Redox regulation of lung development and perinatal lung epithelial function
Research output: Contribution to journal › Article
Throughout gestation, low oxygen tensions are a dominant feature of the fetal environment and so may be important in sustaining a normal pattern of lung morphogenesis until the moment of birth. As breathing begins, the equilibration of the lung lumen to postnatal PO2 evokes a series of physiologic and morphogenic maturation events that are partially reversible by hypoxia.
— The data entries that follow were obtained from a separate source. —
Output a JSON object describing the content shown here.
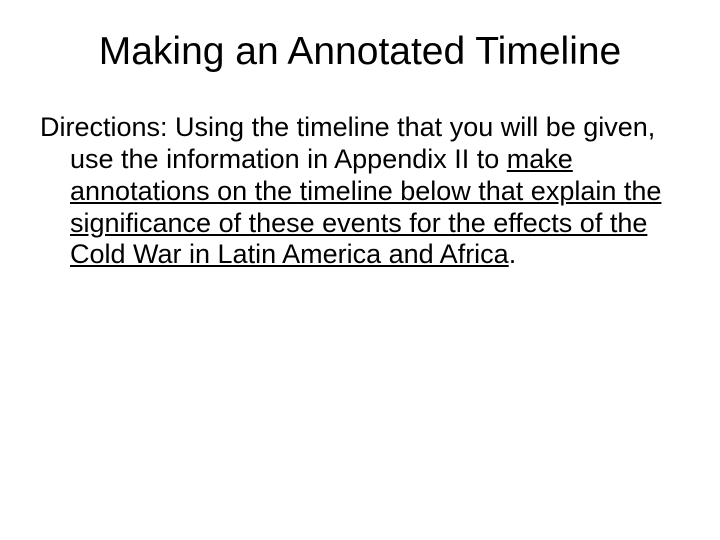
{
  "title": "Making an Annotated Timeline",
  "directions_label": "Directions:",
  "body_pre": " Using the timeline that you will be given, use the information in Appendix II to ",
  "body_underlined": "make annotations on the timeline below that explain the significance of these events for the effects of the Cold War in Latin America and Africa",
  "body_post": "."
}
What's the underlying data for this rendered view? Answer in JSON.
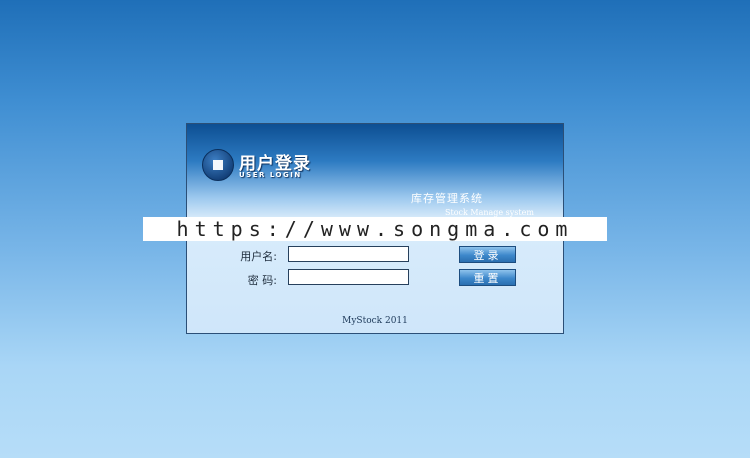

In this review, we discuss the experimental evidence that fetal and perinatal oxygen tensions differently influence lung morphogenesis through oxygen- and redox-responsive signaling pathways and identify five loci at which this regulation may occur: (I) proliferation of undifferentiated lung mesenchyme as governed by hypoxia-regulated transcription factors (HIF-1alpha, C/EBPbeta); (II) transient production of reactive oxygen species (ROS) and nuclear oxidation of the perinatal lung epithelium; (III) nuclear transport and oxidation of thioredoxin in hand with the acute activation of nuclear factor- kappaB (NF-kappaB); (IV) ROS-evoked chronic rise in intracellular glutathione and thioredoxin redox buffering capacity; and (V) NF-kappaB-dependent increase in transepithelial Na+ transport and lung lumenal fluid clearance. Although not exhaustive, this analysis leads us to the conclusion that redox events that occur in the lung during gestation, parturition, and the early neonatal period may dramatically influence the expression of genes and physiological events that are crucial to the successful transition from fetal to postnatal lung maturation.